Following is defined:
$$z=\frac{cx+dy}{ax+by}$$
I have these four terms:
$$v_1=b+az$$ $$v_2=a-bz$$ $$v_3=d+cz$$ $$v_4=c-dz$$
The requirements are: $x,y\in\mathbb{Z};v_1,v_2,v_3,v_4\in\mathbb{Q}$. Meaning that x & y are whole numbers and the four terms are all rational.
From these conditions I want to prove that a, b, c, and d have to be rational. This might not be true and if so I would like to see a counter example or proof that falsifies the claim and I would really like to know the restrictions on a, b, c, and d that these four terms give rise to. Can they be all real numbers or only specific ones etc.
I have already tried to algebraically manipulate the term to find a more suitable shape but have not succeeded.
$$a-b\frac{cx+dy}{ax+by}=\frac{\frac{a^2}bx+ay-cx-dy}{\frac a b x+y}$$
I have also tried to go about it by considering the general rules for adding and multiplying rational and irrational numbers, like rational * irrational = irrational and such. But this also did not seem to get me anywhere.

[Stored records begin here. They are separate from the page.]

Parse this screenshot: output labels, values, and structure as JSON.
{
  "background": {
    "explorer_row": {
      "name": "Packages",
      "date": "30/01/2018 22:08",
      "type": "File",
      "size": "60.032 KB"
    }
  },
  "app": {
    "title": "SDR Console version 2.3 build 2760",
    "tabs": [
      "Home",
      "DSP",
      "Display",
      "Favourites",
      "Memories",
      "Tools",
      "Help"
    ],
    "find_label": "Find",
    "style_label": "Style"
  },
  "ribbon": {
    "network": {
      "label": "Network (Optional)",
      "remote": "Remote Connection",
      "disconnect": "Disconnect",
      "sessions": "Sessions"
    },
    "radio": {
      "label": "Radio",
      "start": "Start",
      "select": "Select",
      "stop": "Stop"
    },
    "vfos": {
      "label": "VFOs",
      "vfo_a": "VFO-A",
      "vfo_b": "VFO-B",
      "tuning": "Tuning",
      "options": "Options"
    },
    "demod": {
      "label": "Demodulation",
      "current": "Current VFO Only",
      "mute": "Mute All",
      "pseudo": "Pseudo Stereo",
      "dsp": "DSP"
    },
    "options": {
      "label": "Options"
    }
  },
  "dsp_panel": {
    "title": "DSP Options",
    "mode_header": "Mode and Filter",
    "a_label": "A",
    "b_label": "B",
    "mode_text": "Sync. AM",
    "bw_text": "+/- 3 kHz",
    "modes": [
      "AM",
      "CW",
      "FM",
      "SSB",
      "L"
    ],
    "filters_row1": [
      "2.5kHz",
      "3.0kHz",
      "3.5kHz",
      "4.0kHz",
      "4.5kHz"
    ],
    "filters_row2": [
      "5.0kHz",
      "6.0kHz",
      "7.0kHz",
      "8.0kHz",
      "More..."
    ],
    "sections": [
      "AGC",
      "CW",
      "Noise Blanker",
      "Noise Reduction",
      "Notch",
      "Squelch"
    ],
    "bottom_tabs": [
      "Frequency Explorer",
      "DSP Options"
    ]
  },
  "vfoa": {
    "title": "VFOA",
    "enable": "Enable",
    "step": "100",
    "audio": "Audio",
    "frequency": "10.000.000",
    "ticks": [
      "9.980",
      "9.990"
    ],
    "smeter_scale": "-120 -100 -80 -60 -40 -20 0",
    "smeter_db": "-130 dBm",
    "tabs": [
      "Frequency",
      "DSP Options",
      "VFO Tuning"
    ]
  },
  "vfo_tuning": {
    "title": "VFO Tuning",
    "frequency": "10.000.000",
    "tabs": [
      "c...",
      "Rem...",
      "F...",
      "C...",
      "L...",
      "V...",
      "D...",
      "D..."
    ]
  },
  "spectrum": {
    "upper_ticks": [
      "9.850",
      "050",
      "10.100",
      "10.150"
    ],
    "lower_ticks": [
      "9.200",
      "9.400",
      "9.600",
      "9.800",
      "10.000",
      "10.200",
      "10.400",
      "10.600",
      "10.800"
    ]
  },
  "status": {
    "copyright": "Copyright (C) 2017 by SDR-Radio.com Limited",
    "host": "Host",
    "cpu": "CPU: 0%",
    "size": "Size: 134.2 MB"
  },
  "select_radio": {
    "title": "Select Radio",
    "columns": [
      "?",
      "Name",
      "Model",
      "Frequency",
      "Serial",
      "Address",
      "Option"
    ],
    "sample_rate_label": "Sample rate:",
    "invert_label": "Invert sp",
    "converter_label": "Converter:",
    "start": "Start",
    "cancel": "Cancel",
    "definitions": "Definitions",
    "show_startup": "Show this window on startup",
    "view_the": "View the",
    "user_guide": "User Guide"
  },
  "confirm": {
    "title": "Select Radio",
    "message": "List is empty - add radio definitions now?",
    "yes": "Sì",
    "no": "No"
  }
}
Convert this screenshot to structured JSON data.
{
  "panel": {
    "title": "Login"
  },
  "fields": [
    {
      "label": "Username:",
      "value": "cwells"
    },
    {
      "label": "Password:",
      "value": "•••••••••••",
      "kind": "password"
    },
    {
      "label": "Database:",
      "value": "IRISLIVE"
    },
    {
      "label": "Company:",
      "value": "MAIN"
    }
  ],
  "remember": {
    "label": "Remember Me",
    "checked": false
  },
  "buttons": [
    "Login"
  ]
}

Additionally I tried to divide the problem into many multiple cases depending on if a, b, or z were rational or not and could show this claim for the case that z is rational. But ultimately this wasn't an answer either.
A counterexample follows: $$x=0; \qquad y=1; \qquad a= \sqrt2 + 1; \qquad b=1; \qquad c=-3-2\sqrt2; \qquad d=\sqrt2 - 1 $$
This counterexample was built with the idea of simplifying computations. If you put $(x;y;b)=(0;1;1)$, then the expression for $z$ becomes simply $$z=d$$
I noticed that $a,b,c,d$ are all rational if and only if $z$ is rational. Hence I picked (cleverly) an irrational $d$ and built the counterexample.
I leave you the details, in particular you can check on your own that these values indeed provide a counterexample.